Celui-ci ne devrait certainement pas porter sur les personnes mais beaucoup plus sur son fonctionnement. C’est par là que l’institution a beaucoup péché.
ELECAM a intérêt à acquérir un logiciel susceptible d’éliminer les noms en double et d’initier son personnel à bien l’utiliser afin d’éviter des inscriptions multiples sur les listes électorales. Toujours au niveau du personnel, celui dit d’appui, doit être renforcé et formé surtout dans le sens de la réception des usagers.

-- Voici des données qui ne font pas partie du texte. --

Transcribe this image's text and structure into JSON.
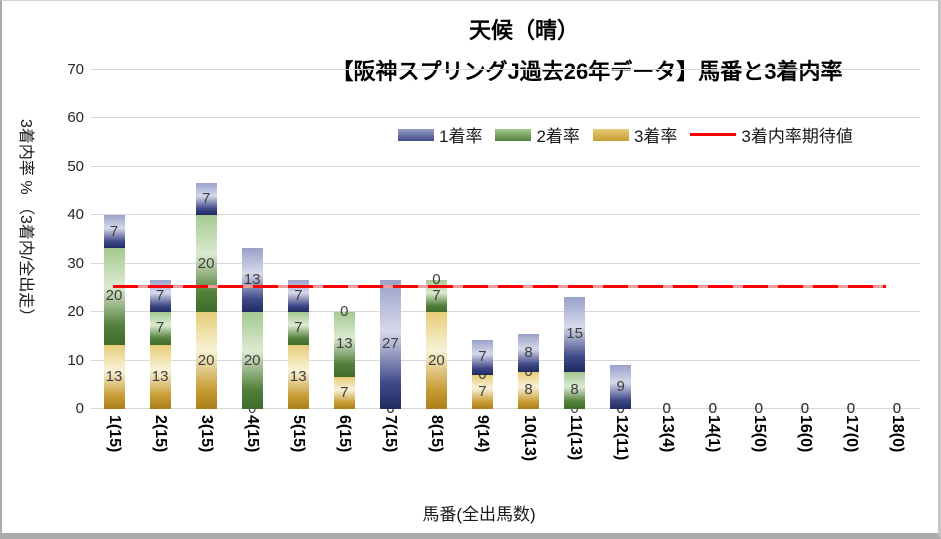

Par ailleurs, la distribution des cartes non délivrées devrait continuer dans la perspective des prochaines consultations à défaut de procéder à une refonte des listes, une des attentes de l’opposition. Cette distribution des cartes devrait bénéficier de l’expérience du Ministère de l’Administration Territoriale et de la Décentralisation qui, jadis, avait mieux réussi dans cette entreprise.
L’autre point faible qui aura été le transport du matériel électoral doit trouver une solution rapide. A défaut d’acquérir autant de véhicules que d’unités administratives, il faudrait réfléchir sur la meilleure façon de parvenir dans les délias et à temps ledit matériel dans les bureaux de vote, des heures avant l’ouverture de ceux-ci.
Bien d’autres choses peuvent être améliorées et pour ce faire, ELECAM doit faire son autocritique et procéder à différents réglages, en tenant surtout compte de ce que, avant elle des scrutins avaient été mieux organisés et seule le manque d’impartialité des organisateurs avait été mis en cause.